Quoting an informant, Irvine wrote the king was ‘not a reader, and will not review documents left for him’.  [The informant] called the king ‘not intellectually well-developed,’ and contrasted the current sovereign’s scant educational background with Sobhuza II, who was educated at Lovedale College in South Africa alongside future leaders of South Africa’s African National Congress (ANC).  

‘Essentially a bastard outsider to the royal family, King Mswati III was plucked from relative obscurity when members of the royal family could not come to an agreement on a successor to King Sobhuza II,’ the cable said.

‘After Mswati III was selected to be the next king, a posthumous marriage of Sobhuza II to Ntombi [the Queen Mother] was quickly arranged, according to our interlocutor.’

Irvine wrote, ‘Unlike in his early years, the King now identifies and pushes specific projects, and will look to replace ministers or employees who are unable to provide progress on those projects.’
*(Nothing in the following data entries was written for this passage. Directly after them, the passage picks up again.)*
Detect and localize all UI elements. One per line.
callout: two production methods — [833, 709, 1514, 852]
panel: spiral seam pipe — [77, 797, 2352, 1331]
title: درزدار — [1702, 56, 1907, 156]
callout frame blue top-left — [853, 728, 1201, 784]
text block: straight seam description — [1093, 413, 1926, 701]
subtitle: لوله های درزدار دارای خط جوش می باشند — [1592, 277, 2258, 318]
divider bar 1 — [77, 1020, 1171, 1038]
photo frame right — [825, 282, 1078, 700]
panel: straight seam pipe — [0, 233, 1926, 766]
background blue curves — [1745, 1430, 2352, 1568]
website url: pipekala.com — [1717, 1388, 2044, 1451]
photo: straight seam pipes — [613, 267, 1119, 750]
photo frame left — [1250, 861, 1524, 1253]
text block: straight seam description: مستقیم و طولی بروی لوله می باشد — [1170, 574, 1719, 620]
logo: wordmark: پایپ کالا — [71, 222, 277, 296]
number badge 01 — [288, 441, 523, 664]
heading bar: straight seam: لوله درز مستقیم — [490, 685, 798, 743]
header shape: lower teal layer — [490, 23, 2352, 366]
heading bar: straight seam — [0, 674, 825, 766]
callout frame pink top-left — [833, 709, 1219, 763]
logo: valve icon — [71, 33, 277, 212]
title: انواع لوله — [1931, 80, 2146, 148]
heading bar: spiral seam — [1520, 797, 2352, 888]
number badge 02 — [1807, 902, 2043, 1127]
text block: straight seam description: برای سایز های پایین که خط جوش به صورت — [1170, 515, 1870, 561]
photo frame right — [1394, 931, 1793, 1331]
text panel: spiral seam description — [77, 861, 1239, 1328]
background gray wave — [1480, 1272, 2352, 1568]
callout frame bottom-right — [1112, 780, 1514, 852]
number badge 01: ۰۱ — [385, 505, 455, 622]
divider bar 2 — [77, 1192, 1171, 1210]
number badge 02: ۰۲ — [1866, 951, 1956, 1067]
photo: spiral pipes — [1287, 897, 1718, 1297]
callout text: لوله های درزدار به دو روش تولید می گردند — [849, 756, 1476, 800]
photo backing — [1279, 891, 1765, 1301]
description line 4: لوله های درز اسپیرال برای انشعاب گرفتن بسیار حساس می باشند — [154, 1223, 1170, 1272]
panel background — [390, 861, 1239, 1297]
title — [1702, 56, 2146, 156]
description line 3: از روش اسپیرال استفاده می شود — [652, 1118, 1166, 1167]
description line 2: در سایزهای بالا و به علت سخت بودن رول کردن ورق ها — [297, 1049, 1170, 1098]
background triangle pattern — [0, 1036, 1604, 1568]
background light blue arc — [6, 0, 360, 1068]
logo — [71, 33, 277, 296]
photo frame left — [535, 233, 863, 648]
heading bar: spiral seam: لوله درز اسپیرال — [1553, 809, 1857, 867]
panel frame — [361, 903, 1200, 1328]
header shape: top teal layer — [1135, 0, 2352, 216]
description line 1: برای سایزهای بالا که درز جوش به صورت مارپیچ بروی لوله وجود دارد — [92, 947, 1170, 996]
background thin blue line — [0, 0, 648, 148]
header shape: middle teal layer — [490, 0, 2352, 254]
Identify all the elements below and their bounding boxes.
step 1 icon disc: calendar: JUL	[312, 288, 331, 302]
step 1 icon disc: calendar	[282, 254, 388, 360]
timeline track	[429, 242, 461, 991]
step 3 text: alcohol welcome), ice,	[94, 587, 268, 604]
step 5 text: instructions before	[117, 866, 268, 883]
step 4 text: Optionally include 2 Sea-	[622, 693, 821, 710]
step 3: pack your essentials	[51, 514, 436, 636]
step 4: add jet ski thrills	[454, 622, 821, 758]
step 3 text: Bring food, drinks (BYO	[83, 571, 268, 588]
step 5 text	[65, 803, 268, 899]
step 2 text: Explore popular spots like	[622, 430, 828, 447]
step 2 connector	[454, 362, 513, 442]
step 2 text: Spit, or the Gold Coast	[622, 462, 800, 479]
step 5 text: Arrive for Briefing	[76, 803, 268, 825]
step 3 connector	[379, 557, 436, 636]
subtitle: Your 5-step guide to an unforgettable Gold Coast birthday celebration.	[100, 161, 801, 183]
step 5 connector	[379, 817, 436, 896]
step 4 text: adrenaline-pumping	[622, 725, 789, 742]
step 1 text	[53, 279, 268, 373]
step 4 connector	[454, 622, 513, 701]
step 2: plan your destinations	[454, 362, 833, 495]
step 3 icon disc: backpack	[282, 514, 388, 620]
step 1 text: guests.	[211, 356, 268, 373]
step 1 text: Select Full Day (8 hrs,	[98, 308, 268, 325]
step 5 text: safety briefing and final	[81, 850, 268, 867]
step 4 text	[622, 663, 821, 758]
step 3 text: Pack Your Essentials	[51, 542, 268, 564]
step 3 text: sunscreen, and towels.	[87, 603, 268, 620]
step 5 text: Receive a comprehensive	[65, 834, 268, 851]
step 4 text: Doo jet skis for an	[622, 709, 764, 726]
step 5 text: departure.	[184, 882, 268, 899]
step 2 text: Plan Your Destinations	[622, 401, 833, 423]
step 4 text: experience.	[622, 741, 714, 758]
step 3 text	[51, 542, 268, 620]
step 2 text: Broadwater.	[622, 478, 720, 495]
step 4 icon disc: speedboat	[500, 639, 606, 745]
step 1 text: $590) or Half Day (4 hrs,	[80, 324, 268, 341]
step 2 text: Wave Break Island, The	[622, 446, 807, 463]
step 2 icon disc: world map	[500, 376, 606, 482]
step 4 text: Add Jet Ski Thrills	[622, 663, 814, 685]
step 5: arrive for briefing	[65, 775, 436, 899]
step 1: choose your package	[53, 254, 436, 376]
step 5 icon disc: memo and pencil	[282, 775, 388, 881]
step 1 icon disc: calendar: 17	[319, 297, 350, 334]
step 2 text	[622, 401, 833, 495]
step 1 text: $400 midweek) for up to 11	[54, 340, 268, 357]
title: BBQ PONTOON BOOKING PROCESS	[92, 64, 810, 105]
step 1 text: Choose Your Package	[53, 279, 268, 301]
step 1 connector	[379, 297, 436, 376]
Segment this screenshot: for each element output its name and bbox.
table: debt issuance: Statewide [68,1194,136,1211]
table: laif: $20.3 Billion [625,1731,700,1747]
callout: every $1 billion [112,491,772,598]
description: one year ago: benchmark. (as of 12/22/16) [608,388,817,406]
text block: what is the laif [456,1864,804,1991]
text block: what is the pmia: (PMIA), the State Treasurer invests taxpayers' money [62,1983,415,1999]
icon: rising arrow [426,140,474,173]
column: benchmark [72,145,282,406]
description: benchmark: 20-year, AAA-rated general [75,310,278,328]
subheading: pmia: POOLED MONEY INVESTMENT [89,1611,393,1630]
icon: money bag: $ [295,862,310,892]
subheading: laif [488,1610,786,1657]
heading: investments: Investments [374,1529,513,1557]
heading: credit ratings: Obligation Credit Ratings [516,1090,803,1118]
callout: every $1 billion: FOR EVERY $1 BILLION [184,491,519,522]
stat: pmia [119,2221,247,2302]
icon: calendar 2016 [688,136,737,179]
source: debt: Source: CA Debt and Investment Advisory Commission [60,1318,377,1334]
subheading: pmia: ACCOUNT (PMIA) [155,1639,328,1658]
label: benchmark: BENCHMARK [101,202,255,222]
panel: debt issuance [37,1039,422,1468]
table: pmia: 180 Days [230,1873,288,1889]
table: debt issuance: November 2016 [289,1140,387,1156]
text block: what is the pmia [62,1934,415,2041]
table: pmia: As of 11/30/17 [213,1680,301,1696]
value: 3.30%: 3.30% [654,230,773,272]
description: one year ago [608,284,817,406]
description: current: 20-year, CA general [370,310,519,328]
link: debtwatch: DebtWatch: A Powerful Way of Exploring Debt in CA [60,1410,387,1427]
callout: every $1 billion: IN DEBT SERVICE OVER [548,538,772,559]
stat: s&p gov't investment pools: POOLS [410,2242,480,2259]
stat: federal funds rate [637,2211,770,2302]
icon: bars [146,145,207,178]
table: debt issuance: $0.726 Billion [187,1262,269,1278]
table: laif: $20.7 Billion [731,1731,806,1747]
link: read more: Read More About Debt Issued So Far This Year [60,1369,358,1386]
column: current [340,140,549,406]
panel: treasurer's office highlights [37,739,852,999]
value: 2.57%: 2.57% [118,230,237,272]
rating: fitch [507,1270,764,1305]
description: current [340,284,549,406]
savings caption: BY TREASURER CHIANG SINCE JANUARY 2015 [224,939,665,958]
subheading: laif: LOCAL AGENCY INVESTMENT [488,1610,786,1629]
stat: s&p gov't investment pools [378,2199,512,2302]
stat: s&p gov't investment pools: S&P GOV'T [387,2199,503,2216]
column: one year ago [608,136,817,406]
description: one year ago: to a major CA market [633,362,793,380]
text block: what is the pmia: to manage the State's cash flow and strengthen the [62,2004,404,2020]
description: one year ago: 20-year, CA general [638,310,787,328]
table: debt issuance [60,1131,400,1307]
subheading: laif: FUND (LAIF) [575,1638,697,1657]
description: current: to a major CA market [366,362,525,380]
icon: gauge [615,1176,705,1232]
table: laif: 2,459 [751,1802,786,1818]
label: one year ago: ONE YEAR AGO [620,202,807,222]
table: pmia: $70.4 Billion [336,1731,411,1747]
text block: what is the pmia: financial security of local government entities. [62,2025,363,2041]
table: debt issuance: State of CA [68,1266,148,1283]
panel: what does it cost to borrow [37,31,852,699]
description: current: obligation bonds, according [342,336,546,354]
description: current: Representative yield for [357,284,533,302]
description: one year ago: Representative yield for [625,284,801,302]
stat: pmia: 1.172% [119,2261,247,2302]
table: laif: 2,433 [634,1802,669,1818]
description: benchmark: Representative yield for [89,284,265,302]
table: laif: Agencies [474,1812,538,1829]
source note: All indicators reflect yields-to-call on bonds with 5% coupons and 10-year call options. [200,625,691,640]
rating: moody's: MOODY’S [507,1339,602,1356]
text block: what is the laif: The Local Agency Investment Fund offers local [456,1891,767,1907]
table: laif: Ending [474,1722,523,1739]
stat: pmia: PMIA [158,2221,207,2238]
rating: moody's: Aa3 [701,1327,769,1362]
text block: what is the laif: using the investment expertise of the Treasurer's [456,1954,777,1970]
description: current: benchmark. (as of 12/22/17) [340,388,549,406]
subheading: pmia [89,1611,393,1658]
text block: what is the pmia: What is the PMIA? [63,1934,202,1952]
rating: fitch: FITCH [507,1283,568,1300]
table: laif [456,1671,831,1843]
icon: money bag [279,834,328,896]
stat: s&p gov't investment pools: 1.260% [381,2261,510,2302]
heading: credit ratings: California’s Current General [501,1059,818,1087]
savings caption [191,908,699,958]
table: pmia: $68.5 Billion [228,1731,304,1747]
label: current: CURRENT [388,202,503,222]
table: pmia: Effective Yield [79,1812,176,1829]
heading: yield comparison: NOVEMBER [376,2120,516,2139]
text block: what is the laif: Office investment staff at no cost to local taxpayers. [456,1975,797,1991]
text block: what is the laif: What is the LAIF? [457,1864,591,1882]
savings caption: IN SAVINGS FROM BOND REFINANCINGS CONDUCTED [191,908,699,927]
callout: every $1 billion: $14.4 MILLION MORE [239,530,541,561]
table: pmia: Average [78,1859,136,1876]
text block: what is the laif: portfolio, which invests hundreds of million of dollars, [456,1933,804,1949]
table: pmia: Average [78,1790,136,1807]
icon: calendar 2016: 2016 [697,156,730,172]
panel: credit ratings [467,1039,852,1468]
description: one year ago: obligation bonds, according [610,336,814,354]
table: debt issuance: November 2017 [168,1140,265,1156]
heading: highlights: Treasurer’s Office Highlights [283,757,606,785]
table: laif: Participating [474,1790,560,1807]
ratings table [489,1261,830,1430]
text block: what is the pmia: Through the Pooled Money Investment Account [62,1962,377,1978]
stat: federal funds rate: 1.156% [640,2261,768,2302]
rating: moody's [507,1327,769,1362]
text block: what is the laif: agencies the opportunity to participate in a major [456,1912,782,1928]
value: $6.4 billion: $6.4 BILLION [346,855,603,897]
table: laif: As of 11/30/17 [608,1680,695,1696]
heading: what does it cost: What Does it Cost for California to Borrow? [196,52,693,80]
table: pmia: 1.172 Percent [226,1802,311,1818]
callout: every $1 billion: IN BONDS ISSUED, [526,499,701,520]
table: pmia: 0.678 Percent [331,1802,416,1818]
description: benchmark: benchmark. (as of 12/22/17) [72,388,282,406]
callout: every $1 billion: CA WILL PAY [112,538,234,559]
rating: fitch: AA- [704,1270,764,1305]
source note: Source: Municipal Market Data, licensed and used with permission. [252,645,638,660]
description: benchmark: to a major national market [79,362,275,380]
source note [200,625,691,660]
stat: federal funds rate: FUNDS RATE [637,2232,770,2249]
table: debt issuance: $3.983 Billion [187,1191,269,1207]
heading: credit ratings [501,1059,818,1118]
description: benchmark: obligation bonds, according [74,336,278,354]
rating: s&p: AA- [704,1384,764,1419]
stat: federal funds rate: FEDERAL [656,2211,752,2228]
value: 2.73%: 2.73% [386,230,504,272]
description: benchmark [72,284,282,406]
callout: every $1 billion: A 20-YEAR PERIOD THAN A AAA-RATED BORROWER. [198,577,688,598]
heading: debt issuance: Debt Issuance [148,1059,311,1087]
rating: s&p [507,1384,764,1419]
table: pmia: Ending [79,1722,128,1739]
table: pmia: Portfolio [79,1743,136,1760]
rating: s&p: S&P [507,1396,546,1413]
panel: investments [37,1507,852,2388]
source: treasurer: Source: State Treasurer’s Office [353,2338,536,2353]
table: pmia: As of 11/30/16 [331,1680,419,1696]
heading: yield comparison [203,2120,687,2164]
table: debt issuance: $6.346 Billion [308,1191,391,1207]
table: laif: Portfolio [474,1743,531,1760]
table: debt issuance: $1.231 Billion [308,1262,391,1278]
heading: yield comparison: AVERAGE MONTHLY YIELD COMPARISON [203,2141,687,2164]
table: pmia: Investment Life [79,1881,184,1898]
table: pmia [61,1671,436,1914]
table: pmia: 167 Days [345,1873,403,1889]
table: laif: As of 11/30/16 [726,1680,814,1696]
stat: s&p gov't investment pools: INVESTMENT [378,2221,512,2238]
Irvine quoted his informant calling King Mswati ‘imbalanced’. He gave an anecdote to illustrate this.   ‘The King, [the informant] said, invited about forty officials and advisors to a basement in one of his palaces, where they all sat on the floor to attend to him.  King Mswati III turned up the heater, which warmed the floor first, until the temperature in the room reached about 40 degrees Celsius, and told inconsequential stories to those gathered while they sweated, merely to show them he was in power.’